É preciso fazer uma interpretação da lei conforme a Constituição da República.
Mais grave ainda do que deixar a união estável desguarnecida, a
interpretação que nega a presunção legal da paternidade à união estável
deixa desprotegida a criança fruto deste relacionamento.
Não há a menor dúvida de que a ratio do artigo 1.597 do Código Civil
não é a proteção ao casamento, mas sim à prole. O objetivo é garantir
que esta criança não fique sem um pai reconhecido e que este
reconhecimento de paternidade seja feito sem burocracia e
questionamentos. A paternidade é relativamente presumida. Relativa
porque admite prova em contrário, que deverá ser produzida por quem
alegar estado contrário à presunção legal.
Perceba-se que o foco legal é justamente evitar que a criança, que foi
concebida durante o período de convivência entre seus genitores, seja
submetida a um longo e tormentoso processo judicial de investigação de
paternidade.
Do mesmo modo que a união estável, a proteção à criança tem status
constitucional e cabe à família, à sociedade e ao Estado efetivar esta
proteção com prioridade absoluta.
Art. 227. É dever da família, da sociedade e do Estado assegurar à
criança, ao adolescente e ao jovem, com absoluta prioridade, o direito à
vida, à saúde, à alimentação, à educação, ao lazer, à
profissionalização, à cultura, à dignidade, ao respeito, à liberdade e à
convivência familiar e comunitária, além de colocá-los a salvo de toda
forma de negligência, discriminação, exploração, violência, crueldade e
opressão.
Atento a questão que aqui discutimos, o Superior Tribunal de Justiça publicou
recentemente acórdão enfrentando esta matéria. No caso concreto,
reconheceu a presunção da paternidade de prole concebida na constância
de união estável.
DIREITO CIVIL. UNIÃO ESTÁVEL. PRESUNÇÃO DE CONCEPÇÃO DE FILHOS. A
presunção de concepção dos filhos na constância do casamento prevista no
art. 1.597, II, do CC se estende à união estável. Para a identificação
da união estável como entidade familiar, exige-se a convivência pública,
contínua e duradoura estabelecida com o objetivo de constituição de
família com atenção aos deveres de lealdade, respeito, assistência, de
guarda, sustento e educação dos filhos em comum. O art. 1.597, II, do CC
dispõe que os filhos nascidos nos trezentos dias subsequentes à
dissolução da sociedade conjugal presumem-se concebidos na constância do
casamento. Assim, admitida pelo ordenamento jurídico pátrio (art. 1.723
do CC), inclusive pela CF (art. 226, § 3º), a união estável e
reconhecendo-se nela a existência de entidade familiar, aplicam-se as
disposições contidas no art. 1.597, II, do CC ao regime de união
estável. Precedentes citados do STF: ADPF 132-RJ, DJe 14/10/2011; do
STJ: REsp 1.263.015-RN, DJe 26/6/2012, e REsp 646.259-RS, DJe 24/8/2010.

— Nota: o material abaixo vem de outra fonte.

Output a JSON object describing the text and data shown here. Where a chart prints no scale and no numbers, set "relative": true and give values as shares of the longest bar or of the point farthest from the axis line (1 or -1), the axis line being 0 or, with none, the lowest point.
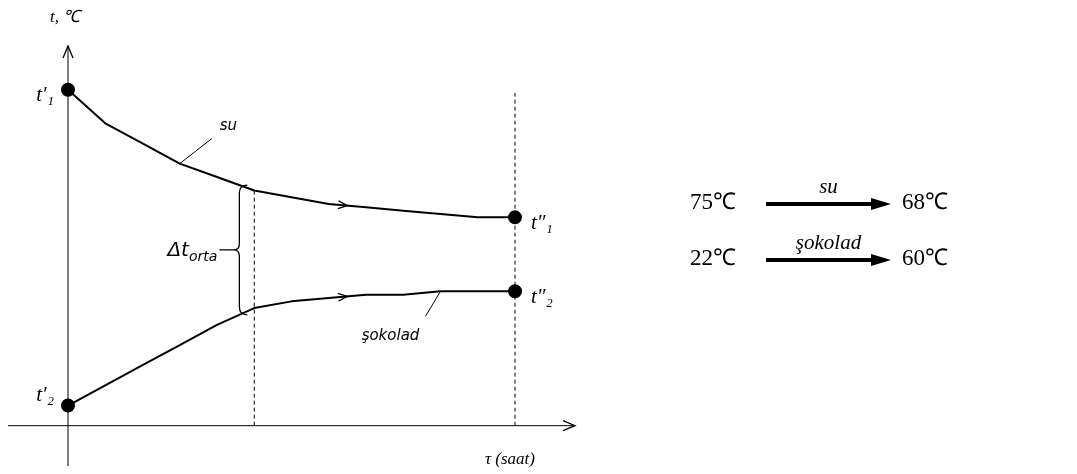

REsp 1.194.059-SP, Rel. Min. Massami Uyeda, julgado em 6/11/2012.
Por fim, é importante lembrar que para que haja a presunção da
paternidade e o registro do nascimento independentemente do ajuizamento
da ação de investigação de paternidade, imprescindível que haja prova
pré-constituída da união estável, sob pena do ordenamento deixar margens
ao cometimento de fraudes.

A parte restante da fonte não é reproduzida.